After reading it, it has become pretty clear to me that NPR consistently chooses to ignore accuracy and objectivity in its reporting on Middle East issues (I can't really speak on behalf of other world or domestic reporting, although I am fairly confident it takes a left-wing stance on its stories overall). Certain generalizations that are made are very unprofessional in my opinion, like in the case of Peter Kenyon saying that "most observers believe under international law all Israeli settlements in the occupied territories are illegal." And the makers of Outfoxxed, a left-wing documentary that bashes Fox News, have the nerve to criticize right-wing generalizations in reporting. Don't get me wrong, I don't like Fox News either.

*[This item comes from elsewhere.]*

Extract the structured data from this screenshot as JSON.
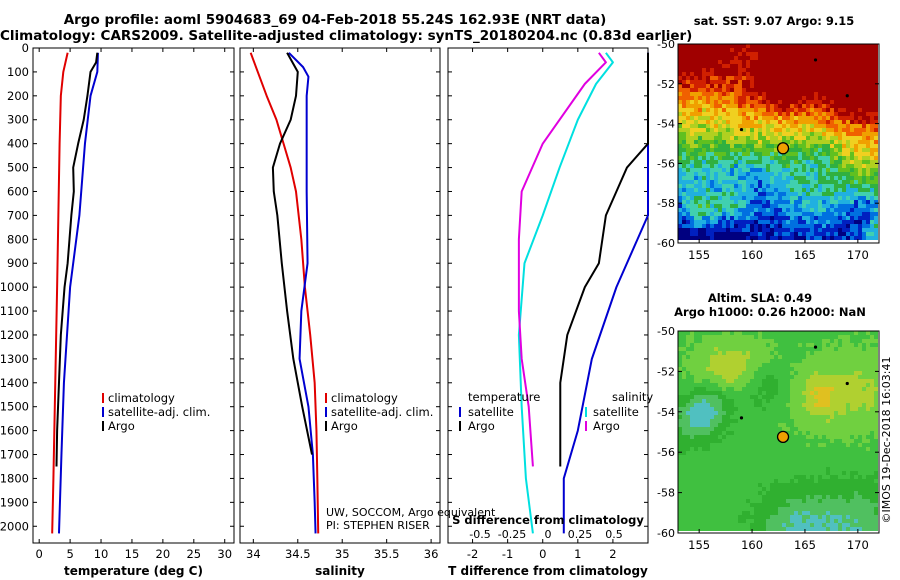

In fact, I probably rely on more traditionally liberal media sources like The New York Times for news, but I think it is very important for ordinary citizens to realize when an outlet is compromising accuracy for bias.

NPR has a duty to its listeners to provide objective news. Its own website spells out how it is funded by a combination of public donations (86%) and assistance from The Corporation for Public Broadcasting (14%), which is kept afloat by Congress. No matter how one slices it, a portion of American taxpayer money is being allotted to this station, and accordingly it should work a little harder to improve the quality of its reporting. How is it that an Arab journalist from Lebanon's Daily Star can get on NPR and say such things like Hizbullah is a "very impressive, legitimate, even heroic resistance movement," and that it is not a "big threat to Israel"? At least get an opposing viewpoint and let the audience make up its mind. But to consistently invite these types of people while excluding others is just plain sloppy.